A focus on leveraging additional funding has helped make a state diesel program in Washington a success over the past 15 years, according to Camille St. Onge, a spokeswoman with the Washington Department of Ecology. St. Onge told Bloomberg BNA the state program looks for cost-sharing opportunities or the availability of matching funds from other sources in funding diesel projects.
“That’s really helped us to stretch the limited dollars we’ve had in the past,” St. Onge told Bloomberg BNA. “We intend to approach the [VW] settlement dollars similarly: how can we stretch the dollars? Where can we find matching dollars?”
Another strategy that states are considering to maximize their share of the Volkswagen settlement is focusing on projects in areas that have air pollution problems.
In Ohio, which is due to receive about $75 million under the settlement, state officials have identified several counties where eligible environmental remediation projects should get first priority based on available funding, Ohio EPA spokesman James Lee told Bloomberg BNA.
A proposed map of Ohio’s priority areas show the state aims to give priority to projects in the Cleveland, Cincinnati and Columbus metropolitan areas, all of which were identified as areas unlikely to meet the 2015 ozone standards in a Bloomberg BNA survey of state agencies.

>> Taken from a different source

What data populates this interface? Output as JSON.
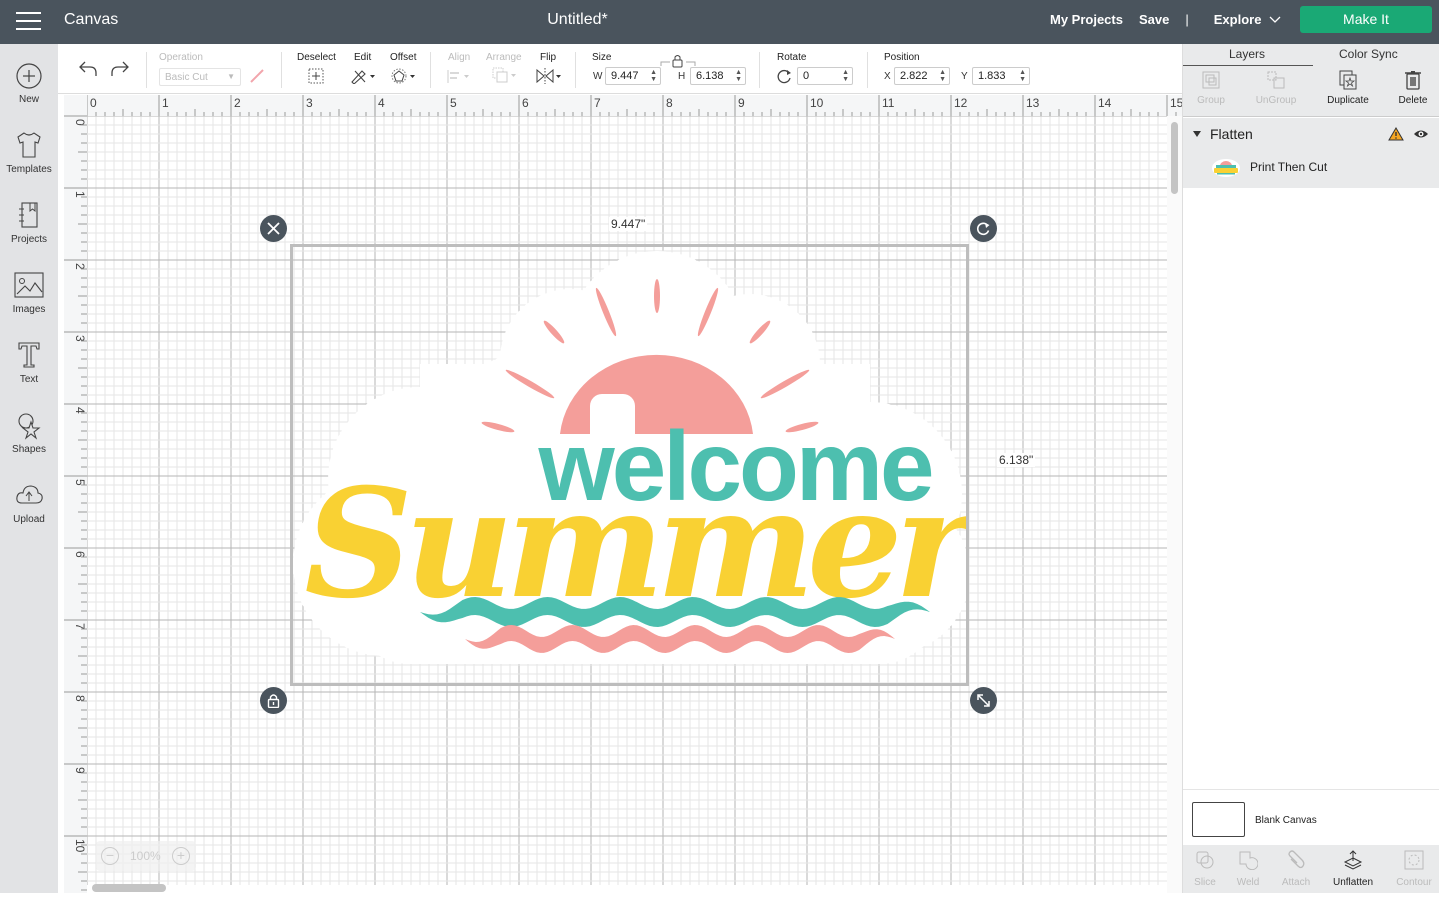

Alabama, which is allocated about $25 million under the VW trust, is still working on a “rating system” that will weigh projects on a number of factors, according to Ron Gore, chief of the Alabama Department of Environmental Management’s Air Division. Gore told Bloomberg BNA that while Alabama is in compliance with all federal air standards, the state will likely give priority to urban areas where air quality is most affected by diesel pollution.

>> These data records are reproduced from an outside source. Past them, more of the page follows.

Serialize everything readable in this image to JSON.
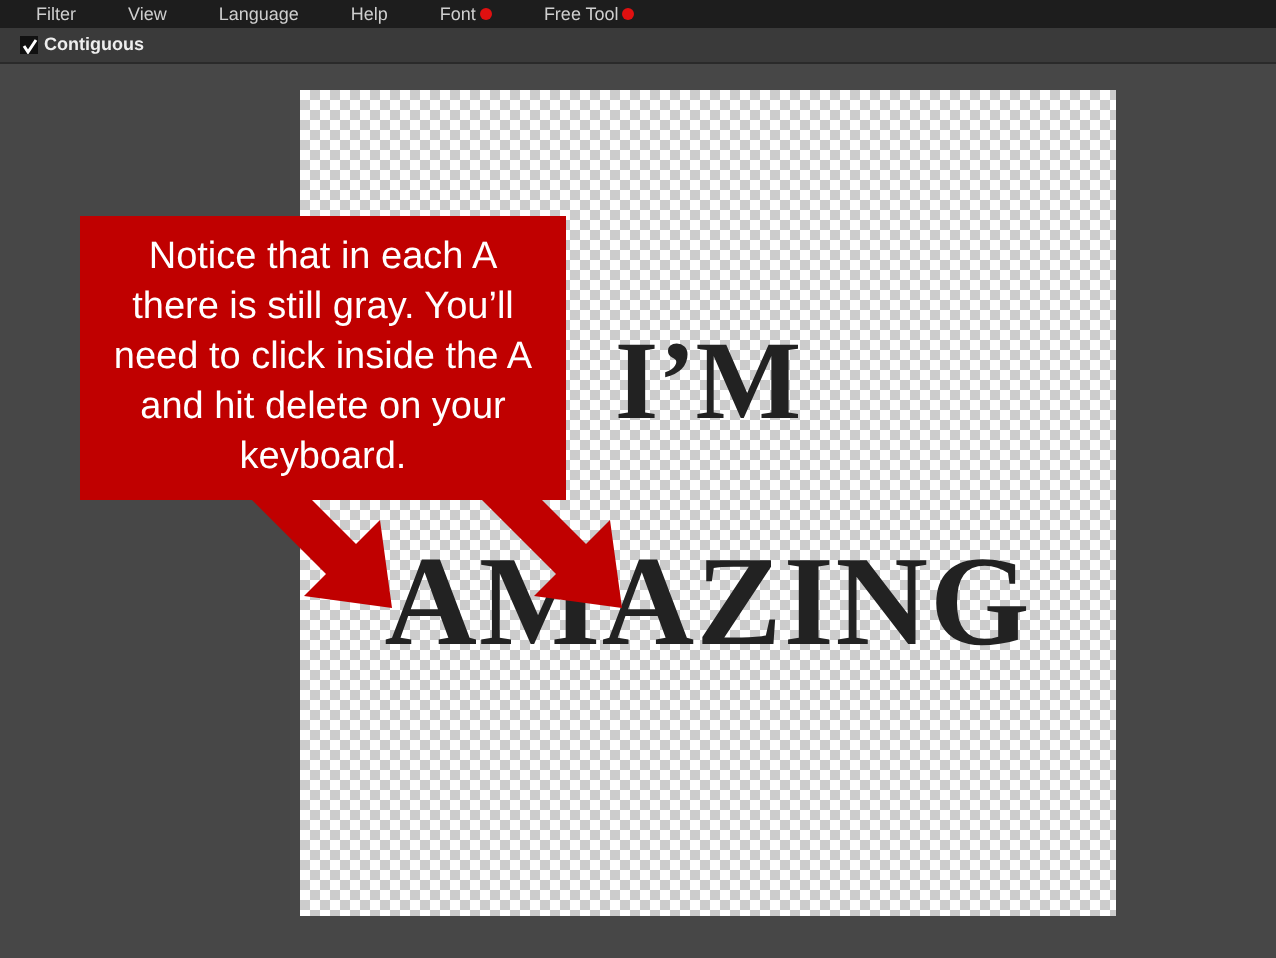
{
  "menu": [
    {
      "label": "Filter",
      "marked": false
    },
    {
      "label": "View",
      "marked": false
    },
    {
      "label": "Language",
      "marked": false
    },
    {
      "label": "Help",
      "marked": false
    },
    {
      "label": "Font",
      "marked": true
    },
    {
      "label": "Free Tool",
      "marked": true
    }
  ],
  "toolbar": {
    "option": {
      "label": "Contiguous",
      "checked": true
    }
  },
  "canvas": {
    "lines": [
      "I’M",
      "AMAZING"
    ]
  },
  "callout": {
    "text": "Notice that in each A there is still gray. You’ll need to click inside the A and hit delete on your keyboard."
  }
}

States interested in investing a portion of their mitigation trust fund also can consider coordinating with Volkswagen’s Electrify America, a stand-alone organization in charge of implementing a provision of the settlement that requires the automaker to spend $2 billion on zero emissions vehicle infrastructure and outreach programs.

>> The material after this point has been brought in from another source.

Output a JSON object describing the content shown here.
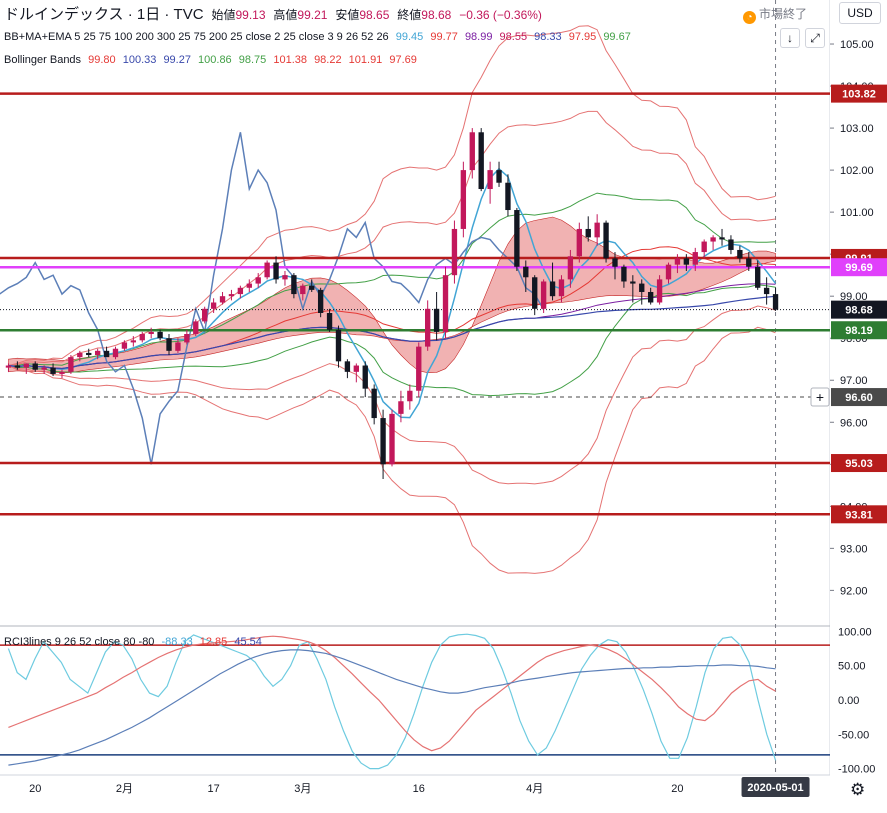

Electrify America will make those investments in a series of four 30-month investment cycles, the plans for which must be approved by the EPA and California regulators.
Washington, in a joint plan with Oregon, wants to see some of that VW investment come to the Pacific Northwest to help build a corridor of electric vehicle chargers from California to British Columbia. The states asked Electrify America to consider investing in publicly-available chargers to help fill gaps on Interstate-5 and other widely-used highways in the region.
Washington doesn’t know whether it will receive any investments from Electrify America, but Gov. Jay Inslee (D) instructed the state’s Department of Ecology to spend the maximum amount it can out of its mitigation trust on zero emissions vehicle projects, according to St. Onge. With Washington set to receive about $113 million combined under the two VW settlements, that could mean about $17 million could go toward zero emissions vehicle projects in that state.
Virginia also has “every intention” of spending the maximum 15 percent of its settlement dollars on zero emissions vehicle projects, according to Dowd of the state’s Department of Environmental Quality.
The Metropolitan Washington Council of Governments, a regional planning organization consisting of officials in Virginia, Maryland and the District of Columbia, did submit a proposal to Electrify America seeking investment in the D.C. region.
Dowd said if Electrify America’s investment plans includes areas in Virginia, the state could look to use its mitigation trust dollars to address any “further needs” in building out infrastructure.